Le théâtre : une expérimentation technologique de nos mémoires

 

Le présent texte est le fruit d’une conversation entre Jean Lambert-wild, artiste de théâtre et poète, et Eugénie Pastor, universitaire française expatriée en Grande- Bretagne. Un artiste et une chercheuse, l’un et l’autre tâtonnant dans des obscurités différentes mais intrinsèquement liées – celle du théâtre et celle des théâtres – et s’épaulant  pour  parfois,  par  le  biais  de  questions  posées  depuis  l’autre  bord, comprendre mieux les questionnements qui les habitent l’un et l’autre et qui souvent se font écho.

 

Il est intéressant que vous vous interrogiez ici sur la question des « scènes numériques ». Car en dépit de la position centrale qu’occupent les nouvelles technologies dans votre théâtre, vous rejetez l’idée qu’elles le définissent.

La technologie est un possible, et non un enjeu. On est très vite limité par les capacités que l’on peut déployer si on la considère comme un enjeu de la scène. Le théâtre n’a pas  les  moyens  de  la  NASA !  Pour  moi,  les  termes  « nouvelles  technologies »  ou « multimédia » au théâtre n’ont pas de sens. Je préfère dire que le théâtre est « multi-médium ».  Une  combinatoire  de  médiums  qui  permettent  d’interroger  la  question d’une mémoire multimodale.  Je me définis dans cet espace de mémoire.

Qu’entendez-vous par là ?

Je m’interroge sur la possibilité que nous avons de créer des espaces de mémoire collective, individuelle, associée… Je fais cette hypothèse que l’interprète est, par nature, du fait de sa composition biologique, un espace de mémoire que nous pouvons amplifier par toutes les combinaisons que nous offre l’évolution des techniques.

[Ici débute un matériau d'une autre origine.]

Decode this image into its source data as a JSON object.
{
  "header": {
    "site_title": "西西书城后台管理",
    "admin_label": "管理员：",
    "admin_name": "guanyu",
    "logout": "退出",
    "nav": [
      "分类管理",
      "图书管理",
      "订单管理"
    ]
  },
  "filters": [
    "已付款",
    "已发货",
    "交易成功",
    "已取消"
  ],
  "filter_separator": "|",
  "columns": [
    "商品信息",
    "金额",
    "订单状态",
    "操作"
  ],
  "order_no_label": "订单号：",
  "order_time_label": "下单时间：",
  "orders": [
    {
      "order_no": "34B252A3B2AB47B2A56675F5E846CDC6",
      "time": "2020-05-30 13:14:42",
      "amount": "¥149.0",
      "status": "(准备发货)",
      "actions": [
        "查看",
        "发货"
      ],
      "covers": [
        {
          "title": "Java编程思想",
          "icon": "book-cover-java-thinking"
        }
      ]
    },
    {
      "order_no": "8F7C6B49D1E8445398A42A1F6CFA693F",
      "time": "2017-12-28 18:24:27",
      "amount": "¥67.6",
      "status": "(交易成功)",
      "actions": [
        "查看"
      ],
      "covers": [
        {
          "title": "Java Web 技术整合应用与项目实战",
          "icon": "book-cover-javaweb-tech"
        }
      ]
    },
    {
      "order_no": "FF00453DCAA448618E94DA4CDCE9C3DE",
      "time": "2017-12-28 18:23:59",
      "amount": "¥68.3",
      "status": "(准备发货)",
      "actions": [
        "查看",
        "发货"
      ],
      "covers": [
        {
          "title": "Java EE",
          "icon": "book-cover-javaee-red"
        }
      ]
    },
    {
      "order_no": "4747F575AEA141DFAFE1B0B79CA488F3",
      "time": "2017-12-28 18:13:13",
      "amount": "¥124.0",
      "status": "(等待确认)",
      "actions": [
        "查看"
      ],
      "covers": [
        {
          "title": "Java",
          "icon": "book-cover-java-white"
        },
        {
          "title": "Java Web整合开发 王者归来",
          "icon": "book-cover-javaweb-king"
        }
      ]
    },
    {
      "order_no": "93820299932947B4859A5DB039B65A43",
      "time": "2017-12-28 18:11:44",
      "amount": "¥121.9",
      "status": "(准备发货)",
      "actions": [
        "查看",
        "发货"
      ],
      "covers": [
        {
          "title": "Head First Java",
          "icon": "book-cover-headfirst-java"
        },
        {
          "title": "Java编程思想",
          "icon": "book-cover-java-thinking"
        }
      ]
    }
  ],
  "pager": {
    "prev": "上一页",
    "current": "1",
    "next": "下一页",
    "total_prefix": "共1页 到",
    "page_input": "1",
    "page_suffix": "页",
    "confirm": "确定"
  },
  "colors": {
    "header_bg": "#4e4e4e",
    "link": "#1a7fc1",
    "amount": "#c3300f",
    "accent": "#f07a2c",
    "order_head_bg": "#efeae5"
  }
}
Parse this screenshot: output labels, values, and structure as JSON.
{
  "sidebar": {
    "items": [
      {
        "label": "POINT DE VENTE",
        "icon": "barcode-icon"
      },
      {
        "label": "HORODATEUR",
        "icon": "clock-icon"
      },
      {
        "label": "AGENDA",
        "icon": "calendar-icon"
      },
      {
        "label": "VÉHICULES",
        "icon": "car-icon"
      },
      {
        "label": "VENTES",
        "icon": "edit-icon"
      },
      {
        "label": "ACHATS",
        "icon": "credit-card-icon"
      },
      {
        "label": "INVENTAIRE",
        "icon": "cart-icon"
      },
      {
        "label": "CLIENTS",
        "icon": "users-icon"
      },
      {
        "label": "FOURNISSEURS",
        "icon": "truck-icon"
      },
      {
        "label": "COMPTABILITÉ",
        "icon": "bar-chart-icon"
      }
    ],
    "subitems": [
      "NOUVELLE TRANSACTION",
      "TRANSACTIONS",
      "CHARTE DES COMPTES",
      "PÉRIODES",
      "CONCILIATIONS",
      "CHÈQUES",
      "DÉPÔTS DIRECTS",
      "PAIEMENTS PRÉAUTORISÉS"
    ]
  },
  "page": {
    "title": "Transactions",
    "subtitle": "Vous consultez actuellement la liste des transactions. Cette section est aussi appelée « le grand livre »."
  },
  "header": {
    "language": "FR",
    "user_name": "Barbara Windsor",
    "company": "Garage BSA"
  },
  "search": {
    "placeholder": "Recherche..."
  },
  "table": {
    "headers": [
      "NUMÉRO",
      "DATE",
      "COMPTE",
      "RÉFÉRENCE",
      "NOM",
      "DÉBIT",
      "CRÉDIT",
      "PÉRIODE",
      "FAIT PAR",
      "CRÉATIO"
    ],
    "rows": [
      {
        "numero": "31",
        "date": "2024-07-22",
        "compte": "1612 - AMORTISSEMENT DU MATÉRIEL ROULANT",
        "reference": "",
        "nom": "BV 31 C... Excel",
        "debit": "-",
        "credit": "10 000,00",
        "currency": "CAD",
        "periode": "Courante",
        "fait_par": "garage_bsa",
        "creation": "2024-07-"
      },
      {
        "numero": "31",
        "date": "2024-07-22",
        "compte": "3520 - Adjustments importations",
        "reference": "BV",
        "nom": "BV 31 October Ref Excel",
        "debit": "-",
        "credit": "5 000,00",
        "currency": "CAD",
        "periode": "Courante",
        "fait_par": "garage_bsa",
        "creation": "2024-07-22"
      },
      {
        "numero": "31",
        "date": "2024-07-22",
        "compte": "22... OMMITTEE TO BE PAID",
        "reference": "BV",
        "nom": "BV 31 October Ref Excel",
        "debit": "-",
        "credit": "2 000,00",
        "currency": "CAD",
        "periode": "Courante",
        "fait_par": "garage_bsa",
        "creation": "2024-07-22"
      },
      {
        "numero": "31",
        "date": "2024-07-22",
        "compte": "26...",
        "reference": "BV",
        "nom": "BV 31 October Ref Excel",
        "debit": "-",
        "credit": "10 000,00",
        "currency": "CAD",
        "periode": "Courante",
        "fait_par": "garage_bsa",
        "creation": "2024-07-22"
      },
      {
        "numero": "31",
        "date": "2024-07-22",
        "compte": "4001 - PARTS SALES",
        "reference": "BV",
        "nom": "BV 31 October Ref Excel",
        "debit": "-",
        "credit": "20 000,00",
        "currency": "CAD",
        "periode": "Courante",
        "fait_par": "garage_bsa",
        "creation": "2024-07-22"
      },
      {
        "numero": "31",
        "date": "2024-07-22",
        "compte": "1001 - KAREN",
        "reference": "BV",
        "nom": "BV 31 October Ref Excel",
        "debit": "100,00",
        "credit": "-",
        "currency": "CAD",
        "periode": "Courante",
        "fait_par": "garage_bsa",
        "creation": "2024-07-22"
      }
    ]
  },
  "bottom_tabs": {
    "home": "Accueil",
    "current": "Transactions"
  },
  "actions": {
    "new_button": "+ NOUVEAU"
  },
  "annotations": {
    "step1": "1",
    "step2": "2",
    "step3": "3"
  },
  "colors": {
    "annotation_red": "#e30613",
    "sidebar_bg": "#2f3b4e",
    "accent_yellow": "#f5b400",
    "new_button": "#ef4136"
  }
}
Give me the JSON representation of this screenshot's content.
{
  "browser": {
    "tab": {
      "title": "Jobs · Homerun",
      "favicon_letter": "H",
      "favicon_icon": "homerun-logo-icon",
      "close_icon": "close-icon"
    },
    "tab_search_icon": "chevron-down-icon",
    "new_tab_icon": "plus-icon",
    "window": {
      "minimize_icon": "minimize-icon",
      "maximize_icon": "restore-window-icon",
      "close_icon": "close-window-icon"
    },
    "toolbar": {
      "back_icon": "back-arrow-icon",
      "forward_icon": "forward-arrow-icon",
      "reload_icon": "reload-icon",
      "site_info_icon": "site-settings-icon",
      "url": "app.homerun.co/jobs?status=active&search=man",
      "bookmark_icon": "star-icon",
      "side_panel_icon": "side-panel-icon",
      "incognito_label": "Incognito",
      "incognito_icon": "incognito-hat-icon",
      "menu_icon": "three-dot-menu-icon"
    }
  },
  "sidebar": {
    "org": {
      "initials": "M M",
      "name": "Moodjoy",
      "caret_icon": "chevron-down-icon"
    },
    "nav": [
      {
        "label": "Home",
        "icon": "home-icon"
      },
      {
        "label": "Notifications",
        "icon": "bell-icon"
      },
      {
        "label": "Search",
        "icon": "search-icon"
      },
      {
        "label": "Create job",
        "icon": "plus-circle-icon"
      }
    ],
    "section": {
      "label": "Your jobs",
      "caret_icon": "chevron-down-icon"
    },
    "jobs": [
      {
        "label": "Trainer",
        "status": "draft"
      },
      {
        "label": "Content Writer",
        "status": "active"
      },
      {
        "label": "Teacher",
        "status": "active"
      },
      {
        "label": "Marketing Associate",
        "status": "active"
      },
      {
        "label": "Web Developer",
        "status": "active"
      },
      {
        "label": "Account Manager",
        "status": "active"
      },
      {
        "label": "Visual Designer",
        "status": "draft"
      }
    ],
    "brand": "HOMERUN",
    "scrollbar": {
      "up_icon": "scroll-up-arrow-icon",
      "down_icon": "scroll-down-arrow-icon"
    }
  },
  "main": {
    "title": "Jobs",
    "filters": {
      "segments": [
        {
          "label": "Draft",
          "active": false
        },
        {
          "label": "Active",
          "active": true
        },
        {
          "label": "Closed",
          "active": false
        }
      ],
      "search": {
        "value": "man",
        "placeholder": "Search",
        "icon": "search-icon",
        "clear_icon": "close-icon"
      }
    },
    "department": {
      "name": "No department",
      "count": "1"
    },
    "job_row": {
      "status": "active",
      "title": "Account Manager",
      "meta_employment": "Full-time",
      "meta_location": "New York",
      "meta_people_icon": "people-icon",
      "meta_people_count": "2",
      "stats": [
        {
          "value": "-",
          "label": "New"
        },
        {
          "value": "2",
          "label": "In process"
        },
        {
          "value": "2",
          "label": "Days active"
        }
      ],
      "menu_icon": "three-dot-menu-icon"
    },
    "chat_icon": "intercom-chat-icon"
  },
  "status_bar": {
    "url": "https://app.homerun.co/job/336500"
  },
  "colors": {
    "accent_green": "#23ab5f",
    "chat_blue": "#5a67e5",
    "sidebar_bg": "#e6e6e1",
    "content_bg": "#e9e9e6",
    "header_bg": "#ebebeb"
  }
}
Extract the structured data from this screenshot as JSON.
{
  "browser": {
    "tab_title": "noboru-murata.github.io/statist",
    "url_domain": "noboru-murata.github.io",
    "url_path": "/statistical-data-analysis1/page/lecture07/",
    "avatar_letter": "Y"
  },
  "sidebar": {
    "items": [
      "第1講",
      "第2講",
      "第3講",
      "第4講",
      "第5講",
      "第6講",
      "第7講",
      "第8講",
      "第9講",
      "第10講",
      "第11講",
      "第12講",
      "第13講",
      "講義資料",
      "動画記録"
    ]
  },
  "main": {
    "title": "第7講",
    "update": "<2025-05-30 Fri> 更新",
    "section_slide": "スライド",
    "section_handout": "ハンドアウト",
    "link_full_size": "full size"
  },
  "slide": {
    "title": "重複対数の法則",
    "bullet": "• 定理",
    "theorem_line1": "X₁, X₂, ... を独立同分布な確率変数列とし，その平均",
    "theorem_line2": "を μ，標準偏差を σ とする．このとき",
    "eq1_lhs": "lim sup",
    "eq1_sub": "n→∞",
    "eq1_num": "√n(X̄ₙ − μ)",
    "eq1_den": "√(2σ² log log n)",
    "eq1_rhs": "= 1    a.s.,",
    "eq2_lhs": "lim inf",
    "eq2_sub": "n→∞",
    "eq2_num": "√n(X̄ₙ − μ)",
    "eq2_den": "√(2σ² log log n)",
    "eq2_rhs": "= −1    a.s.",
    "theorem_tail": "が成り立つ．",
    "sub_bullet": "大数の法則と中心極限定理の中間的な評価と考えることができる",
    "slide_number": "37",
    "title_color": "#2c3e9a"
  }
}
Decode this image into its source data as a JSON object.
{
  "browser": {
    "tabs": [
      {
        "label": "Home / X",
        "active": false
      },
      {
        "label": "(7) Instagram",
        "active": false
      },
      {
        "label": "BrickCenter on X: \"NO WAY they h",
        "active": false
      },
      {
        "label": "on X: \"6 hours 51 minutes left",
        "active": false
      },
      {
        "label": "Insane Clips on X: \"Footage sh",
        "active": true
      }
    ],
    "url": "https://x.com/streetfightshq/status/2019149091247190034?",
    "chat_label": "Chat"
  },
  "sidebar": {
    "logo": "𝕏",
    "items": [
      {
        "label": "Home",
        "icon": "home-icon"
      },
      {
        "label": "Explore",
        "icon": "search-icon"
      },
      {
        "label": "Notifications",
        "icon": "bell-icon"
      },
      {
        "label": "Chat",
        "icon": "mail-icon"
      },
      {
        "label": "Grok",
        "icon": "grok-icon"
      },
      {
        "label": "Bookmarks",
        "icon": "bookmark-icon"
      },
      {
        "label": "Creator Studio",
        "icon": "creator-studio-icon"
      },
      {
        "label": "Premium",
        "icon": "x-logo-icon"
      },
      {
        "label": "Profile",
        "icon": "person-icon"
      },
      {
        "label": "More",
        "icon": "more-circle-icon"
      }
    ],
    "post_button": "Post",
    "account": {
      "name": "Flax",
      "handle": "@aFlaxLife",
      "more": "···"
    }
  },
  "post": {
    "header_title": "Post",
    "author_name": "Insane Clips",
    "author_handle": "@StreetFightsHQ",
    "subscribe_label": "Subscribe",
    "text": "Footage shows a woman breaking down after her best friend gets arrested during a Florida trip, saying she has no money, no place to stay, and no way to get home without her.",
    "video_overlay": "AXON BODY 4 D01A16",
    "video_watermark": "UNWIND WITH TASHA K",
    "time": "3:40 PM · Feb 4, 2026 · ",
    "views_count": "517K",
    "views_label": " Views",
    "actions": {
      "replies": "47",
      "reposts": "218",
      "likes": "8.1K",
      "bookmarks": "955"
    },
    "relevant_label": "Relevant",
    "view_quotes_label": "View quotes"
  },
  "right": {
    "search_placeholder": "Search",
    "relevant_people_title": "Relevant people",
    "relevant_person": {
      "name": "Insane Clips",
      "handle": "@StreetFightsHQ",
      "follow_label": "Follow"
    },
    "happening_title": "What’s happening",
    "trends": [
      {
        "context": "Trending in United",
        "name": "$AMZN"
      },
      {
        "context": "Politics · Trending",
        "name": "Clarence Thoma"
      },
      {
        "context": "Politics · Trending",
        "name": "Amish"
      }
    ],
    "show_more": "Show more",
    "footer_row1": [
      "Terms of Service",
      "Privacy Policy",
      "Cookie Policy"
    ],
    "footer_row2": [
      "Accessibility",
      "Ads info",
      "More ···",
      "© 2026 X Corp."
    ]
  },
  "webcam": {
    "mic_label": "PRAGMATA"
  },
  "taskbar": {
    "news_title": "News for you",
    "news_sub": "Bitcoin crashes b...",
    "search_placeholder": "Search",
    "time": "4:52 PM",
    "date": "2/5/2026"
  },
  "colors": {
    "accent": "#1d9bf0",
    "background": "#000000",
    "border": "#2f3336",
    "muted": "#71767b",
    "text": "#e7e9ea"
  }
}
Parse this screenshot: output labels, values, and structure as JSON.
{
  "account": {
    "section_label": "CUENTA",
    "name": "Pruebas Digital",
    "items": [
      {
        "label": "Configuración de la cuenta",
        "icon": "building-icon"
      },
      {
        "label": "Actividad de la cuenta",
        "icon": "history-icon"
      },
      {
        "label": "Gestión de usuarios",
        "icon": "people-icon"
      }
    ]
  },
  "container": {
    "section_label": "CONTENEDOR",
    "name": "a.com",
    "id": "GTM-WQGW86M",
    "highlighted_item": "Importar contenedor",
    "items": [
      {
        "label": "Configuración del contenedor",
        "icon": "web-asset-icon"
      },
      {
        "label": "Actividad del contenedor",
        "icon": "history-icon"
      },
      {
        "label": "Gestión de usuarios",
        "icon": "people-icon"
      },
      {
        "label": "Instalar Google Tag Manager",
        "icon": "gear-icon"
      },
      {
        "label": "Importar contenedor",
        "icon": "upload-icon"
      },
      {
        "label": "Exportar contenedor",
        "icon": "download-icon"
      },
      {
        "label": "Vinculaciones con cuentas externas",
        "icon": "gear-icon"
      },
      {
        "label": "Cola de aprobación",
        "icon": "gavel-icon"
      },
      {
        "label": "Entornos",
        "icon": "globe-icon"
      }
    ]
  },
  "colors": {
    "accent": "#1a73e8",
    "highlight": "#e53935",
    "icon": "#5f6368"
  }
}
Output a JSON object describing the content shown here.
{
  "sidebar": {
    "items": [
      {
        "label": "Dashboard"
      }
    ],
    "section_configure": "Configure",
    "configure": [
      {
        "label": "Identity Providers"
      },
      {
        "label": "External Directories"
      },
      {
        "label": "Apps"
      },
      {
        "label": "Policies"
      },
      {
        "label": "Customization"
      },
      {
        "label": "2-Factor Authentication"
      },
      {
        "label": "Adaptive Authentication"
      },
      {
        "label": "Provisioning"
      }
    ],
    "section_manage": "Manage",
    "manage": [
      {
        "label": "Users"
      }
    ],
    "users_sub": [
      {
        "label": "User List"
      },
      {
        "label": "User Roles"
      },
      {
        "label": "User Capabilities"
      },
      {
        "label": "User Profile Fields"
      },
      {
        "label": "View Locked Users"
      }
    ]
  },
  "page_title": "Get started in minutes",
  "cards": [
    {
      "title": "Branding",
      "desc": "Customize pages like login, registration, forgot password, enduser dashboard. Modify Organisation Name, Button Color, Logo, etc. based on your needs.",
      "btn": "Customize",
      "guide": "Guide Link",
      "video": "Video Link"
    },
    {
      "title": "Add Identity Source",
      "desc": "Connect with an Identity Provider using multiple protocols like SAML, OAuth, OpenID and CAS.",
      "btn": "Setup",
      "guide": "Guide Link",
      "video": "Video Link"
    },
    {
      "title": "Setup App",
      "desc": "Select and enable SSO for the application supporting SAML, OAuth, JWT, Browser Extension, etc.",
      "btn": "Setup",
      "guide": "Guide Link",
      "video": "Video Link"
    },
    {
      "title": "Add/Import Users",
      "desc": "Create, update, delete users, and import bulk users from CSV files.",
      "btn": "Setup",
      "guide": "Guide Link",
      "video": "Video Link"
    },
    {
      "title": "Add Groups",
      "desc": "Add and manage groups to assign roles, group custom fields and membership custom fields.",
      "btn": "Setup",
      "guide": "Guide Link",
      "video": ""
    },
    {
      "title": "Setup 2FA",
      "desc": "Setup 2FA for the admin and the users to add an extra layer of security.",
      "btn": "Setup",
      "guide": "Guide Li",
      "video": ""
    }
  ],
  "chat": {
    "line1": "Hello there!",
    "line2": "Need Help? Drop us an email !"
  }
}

Nous allons assister à des mutations extrêmement importantes dans les années à venir du fait des avancées technologiques. Au milieu de ces mutations, le théâtre occupera une place tout à fait intéressante : le théâtre est un palais de mémoire, le lieu où l’on expérimente et fait l’expérience de nos mémoires. C’est au théâtre qu’on les teste, et qu’elles se manifestent dans leur symbolisme concret et leurs ellipses secrètes. Le théâtre  est  le  seul  espace  narratif  où  toutes  les  combinaisons  de  médiums  sont possibles. Le cinéma par exemple est un espace narratif contraint par sa technique, son système de projection. Ce n’est pas le cas du théâtre : on peut y faire cohabiter du vivant, du virtuel, du réel, du mort, des fantômes, de la voix, du mouvement, de la parole… toutes les associations, tous les emboîtements sont possibles. Le théâtre est une tentative de mémoire folle qui explore toutes les associations de nos remembrances qui en se combinant et en se représentant dévoilent les signes opératifs de reconnaissance de notre humanité.

Est-ce par rapport à ces emboîtements et cette cohabitation du vivant et du mort, dans l’acte de créer des espaces de mémoire, que les technologies peuvent être utiles au théâtre ?

Je m’intéresse à la façon dont la technique crée des mécanismes de mémoire, mais aussi des mécanismes d’oubli. La question qui taraude le théâtre, c’est d’explorer les mécanismes d’associations de mémoire et leur construction symbolique. Dès qu’on a pu utiliser des formes d’enregistrements au théâtre, audio ou vidéo, on l’a fait. Dès qu’on trouve une technologie qui apporte un espace mémoriel, le théâtre l’adopte. C’est pour cela que je pense que l’on fait abus de langage lorsqu’on parle de l’immédiat au théâtre. Les données immédiates de nos mémoires se font grâce à l’interposition de plusieurs termes.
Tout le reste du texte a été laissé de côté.